The Narrow Road to the Deep North by Richard Flanagan. Speechless.

The Nest by Cynthia D’Aprix. A wicked romp. Loved it.

When Breath Becomes Air by Paul Kalanithi. The young neurosurgeon is ambitious and accomplished, a fascinating person whose early death from cancer is sad and unfair. But the most poignant passage in this autobiography does not arrive until the last paragraph, when he is well past memoir, beyond eloquence and intention, when he writes with simple, aching truth about the joy he finds with his newborn daughter. It’s a reminder of what most of us never see or know until the end: that there is nothing worth having that isn’t already here. And then, because that last paragraph is the first and last of its kind—incomparably pure and true—you know how life stops. In the middle of everything, just like that. Oh, to have a little more time to appreciate.

***

Give the gift of books that change lives. My publisher New World Library is offering a special discount of 50% off all titles, including Paradise in Plain Sight and Hand Wash Cold, until 12/21 (plus free shipping in the US on orders of $35 or more!) Simply enter the code “HOLIDAY” at checkout.

9 Comments »

  1. Now I know what I’ll start next year reading.

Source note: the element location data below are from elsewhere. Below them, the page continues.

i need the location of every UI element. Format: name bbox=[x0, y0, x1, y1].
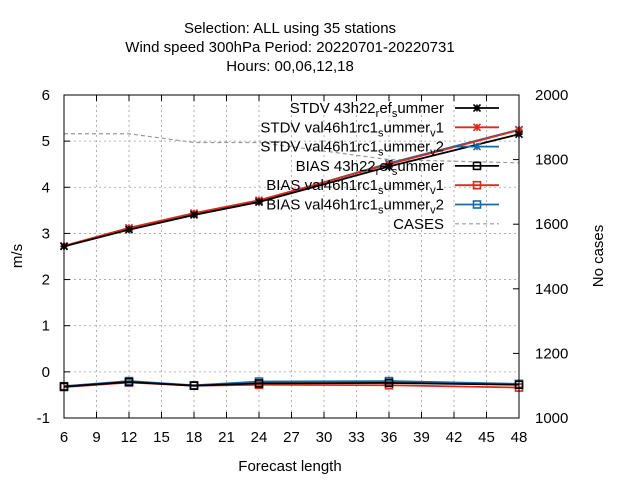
y-tick-label: 2 bbox=[42, 272, 50, 289]
point-marker bbox=[124, 225, 134, 234]
legend-label: BIAS val46h1rc1summerv2 bbox=[266, 197, 444, 217]
legend-label: STDV val46h1rc1summerv1 bbox=[260, 119, 444, 139]
title-line-3: Hours: 00,06,12,18 bbox=[226, 58, 354, 75]
x-tick-label: 45 bbox=[478, 429, 495, 446]
x-tick-label: 21 bbox=[218, 429, 235, 446]
y-tick-label: 1 bbox=[42, 318, 50, 335]
point-marker bbox=[124, 377, 134, 387]
title-line-2: Wind speed 300hPa Period: 20220701-20220… bbox=[125, 39, 454, 56]
legend-label: STDV val46h1rc1summerv2 bbox=[260, 139, 444, 159]
series-line bbox=[64, 133, 520, 164]
point-marker bbox=[254, 379, 264, 388]
title-line-1: Selection: ALL using 35 stations bbox=[184, 20, 396, 37]
legend-label: CASES bbox=[393, 216, 444, 233]
chart-title: Selection: ALL using 35 stations Wind sp… bbox=[125, 20, 454, 75]
x-tick-label: 36 bbox=[381, 429, 398, 446]
grid bbox=[64, 95, 519, 418]
y2-tick-label: 2000 bbox=[535, 87, 568, 104]
point-marker bbox=[384, 378, 394, 388]
x-tick-label: 24 bbox=[251, 429, 268, 446]
x-tick-label: 15 bbox=[153, 429, 170, 446]
y-tick-label: 3 bbox=[42, 225, 50, 242]
y-tick-label: 5 bbox=[42, 133, 50, 150]
legend-label: BIAS 43h22refsummer bbox=[296, 158, 444, 178]
x-tick-label: 27 bbox=[283, 429, 300, 446]
x-axis-label: Forecast length bbox=[238, 458, 341, 475]
x-tick-label: 6 bbox=[60, 429, 68, 446]
x-tick-label: 33 bbox=[348, 429, 365, 446]
y-axis-label: m/s bbox=[9, 244, 26, 268]
series-3 bbox=[59, 377, 524, 391]
y2-tick-label: 1600 bbox=[535, 216, 568, 233]
y2-tick-label: 1200 bbox=[535, 345, 568, 362]
x-tick-label: 42 bbox=[446, 429, 463, 446]
x-tick-label: 30 bbox=[316, 429, 333, 446]
point-marker bbox=[472, 123, 482, 132]
ticks: 6 9 12 15 18 21 24 27 30 33 36 39 42 45 48-10123456100… bbox=[37, 87, 569, 446]
series-6 bbox=[64, 133, 520, 164]
x-tick-label: 9 bbox=[92, 429, 100, 446]
point-marker bbox=[472, 161, 482, 171]
point-marker bbox=[254, 197, 264, 207]
series-line bbox=[63, 133, 520, 248]
x-tick-label: 18 bbox=[186, 429, 203, 446]
point-marker bbox=[472, 103, 482, 113]
point-marker bbox=[189, 381, 199, 391]
y-tick-label: 6 bbox=[42, 87, 50, 104]
y2-tick-label: 1000 bbox=[535, 410, 568, 427]
series-line bbox=[63, 381, 520, 388]
point-marker bbox=[472, 142, 482, 151]
y2-tick-label: 1800 bbox=[535, 152, 568, 169]
point-marker bbox=[189, 210, 199, 220]
y-tick-label: 0 bbox=[42, 364, 50, 381]
point-marker bbox=[472, 180, 482, 190]
y2-tick-label: 1400 bbox=[535, 281, 568, 298]
series-layer bbox=[59, 125, 524, 392]
y-tick-label: -1 bbox=[37, 410, 50, 427]
x-tick-label: 39 bbox=[413, 429, 430, 446]
y-tick-label: 4 bbox=[42, 179, 50, 196]
point-marker bbox=[384, 162, 394, 171]
legend-label: STDV 43h22refsummer bbox=[290, 100, 444, 120]
point-marker bbox=[472, 200, 482, 209]
y2-axis-label: No cases bbox=[590, 225, 607, 288]
x-tick-label: 12 bbox=[121, 429, 138, 446]
legend-label: BIAS val46h1rc1summerv1 bbox=[266, 177, 444, 197]
plot-frame bbox=[63, 94, 520, 419]
x-tick-label: 48 bbox=[511, 429, 528, 446]
series-line bbox=[63, 129, 520, 247]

    I like that you are blogging here more. Out in the world, so to speak.

    Comment by Kathryn — December 13, 2016 @ 10:51 pm

  2. I can vouch for a few of these. In fact, “A Manual….” is on my desk as we speak. Beautiful writing, fierce and gorgeous and real.

    Happy to be back reading your beautiful words, Maezen. Funny…it has been a hard year and I withdrew a bit. But then, it got harder in a whole different way, and I find myself reaching out again. XOC

    Comment by Clare — December 14, 2016 @ 10:39 am

  3. Yes, I’m back to writing. Up to my little toe, so far. Reading for the sake of reading; writing for the sake of writing. Honorable in itself.

    Comment by Karen Maezen Miller — December 14, 2016 @ 10:58 am

  4. I love lists of good things. Especially lists of books. Thanks. Meanwhile, is that photograph of you?

    Comment by Bobby Byrd — December 14, 2016 @ 11:22 am

  5. What do the pearls tell you?

    Comment by Karen Maezen Miller — December 14, 2016 @ 12:08 pm

  6. What a lovely synchronicity. I’m listening to Momma Zen right now.

    Comment by C.E. Morgan — December 14, 2016 @ 12:36 pm

  7. I loved Everything I Never Told You and When Breath Becomes Air. I’ve not read the others.

    I’m currently reading (and loving) Kerry Egan’s On Living, which I think you’d like. It’s a series of stories/reflections on her work as a hospice chaplain, so there are lots of Zen resonances.

    Another book I loved this year was Yaa Gyasi’s Homegoing: a debut novel that knocked it out of the park on first swing.

    Comment by Lorianne — December 15, 2016 @ 1:36 pm

  8. Thanks Lorianne. I have added those two recs to my reading list.

    Comment by Karen Maezen Miller — December 15, 2016 @ 7:51 pm

  9. Thank you! Very timely as it’s my pick for book club.